Zwingend notwendige Unterlagen (ohne diese kein Notartermin)
Aktueller Grundbuchauszug (max. 3 Monate alt), amtlicher Katasterplan, Identifikationsnachweis aller Eigentümer (Pass/ID), bei Miteigentum: Zustimmungserklärung aller Eigentümer, bei Hypothek: Informationen zur bestehenden Schuldbriefbelastung.
Für das Verkaufsdossier und die Vermarktung
Baupläne und Grundrisse (möglichst digital), Baubewilligung und allfällige Nachträge, GEAK (Energieausweis), Gebäudeversicherungspolice mit aktuellem Versicherungswert, Betriebskostenabrechnung der letzten 2 Jahre, Renovationshistorie (was wurde wann gemacht), professionelle Fotos (Innen, Aussen, Luftbild).

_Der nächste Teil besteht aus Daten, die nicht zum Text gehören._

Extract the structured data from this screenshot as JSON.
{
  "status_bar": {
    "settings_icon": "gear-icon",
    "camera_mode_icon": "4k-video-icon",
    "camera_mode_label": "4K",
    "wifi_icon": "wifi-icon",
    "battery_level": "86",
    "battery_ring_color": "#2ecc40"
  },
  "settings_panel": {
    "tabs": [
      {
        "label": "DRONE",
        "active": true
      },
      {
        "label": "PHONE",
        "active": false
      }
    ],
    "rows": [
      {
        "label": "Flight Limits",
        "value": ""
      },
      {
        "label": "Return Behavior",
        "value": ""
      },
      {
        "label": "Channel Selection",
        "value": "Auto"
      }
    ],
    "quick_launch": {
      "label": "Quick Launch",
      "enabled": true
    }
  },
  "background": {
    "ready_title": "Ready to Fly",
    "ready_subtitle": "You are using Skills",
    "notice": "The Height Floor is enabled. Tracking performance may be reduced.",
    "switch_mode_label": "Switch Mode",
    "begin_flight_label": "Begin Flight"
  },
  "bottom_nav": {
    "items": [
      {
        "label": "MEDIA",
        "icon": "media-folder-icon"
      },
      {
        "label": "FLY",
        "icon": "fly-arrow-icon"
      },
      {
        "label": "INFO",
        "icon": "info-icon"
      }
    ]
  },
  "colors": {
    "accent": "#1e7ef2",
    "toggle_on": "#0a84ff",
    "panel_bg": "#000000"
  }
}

Bei Stockwerkeigentum zusätzlich
STWEG-Reglement, Protokolle der letzten 3 Generalversammlungen, Jahresabrechnung der Gemeinschaft, aktueller Kontostand Erneuerungsfonds, Abrechnungen der Nebenkosten, allfällige Beschlüsse zu geplanten Sanierungen oder Sonderumlagen.
Bei vermieteten Liegenschaften
Alle laufenden Mietverträge, Mietzinskaukasse oder aktuelle Mietzinsaufstellung, allfällige Miet-Kautions-Nachweise, Betriebskostenabrechnung (Heiz- und Nebenkosten), Unterlagen zu laufenden Sanierungen oder Mietzinsanpassungen.
Was das für Bern-Mittelland bedeutet
Im Kanton Bern sind die Preise für Wohneigentum über die letzten zwölf Monate um rund 2.8 bis 2.9 % gestiegen (RealAdvisor, Stand August 2026). Innerhalb der Region ist die Spannweite gross: In der Stadt Bern werden Eigentumswohnungen in Zentrumslagen über 10’200 CHF/m² gehandelt, in Köniz um 7’900, in ländlicheren Gemeinden des Kiesentals oder Gürbetals deutlich darunter. Eine schweizweite Faustregel führt deshalb regelmässig in die Irre — massgebend ist immer die konkrete Lage.
Verkaufen in einem Nachfragemarkt
In weiten Teilen von Bern-Mittelland übersteigt die Nachfrage das Angebot — für Verkäuferinnen und Verkäufer ein günstiges Umfeld, das aber zu einem verbreiteten Fehler verleitet: einem überhöhten Ansatzpreis. Bleibt ein Objekt zu lange am Markt, gilt es rasch als Ladenhüter und wird am Ende unter Wert verkauft. Wirtschaftlich relevant ist zudem die Grundstückgewinnsteuer, die mit der Besitzdauer sinkt, sowie die Frage, ob offen oder diskret über ein Off-Market-Netzwerk vermarktet wird.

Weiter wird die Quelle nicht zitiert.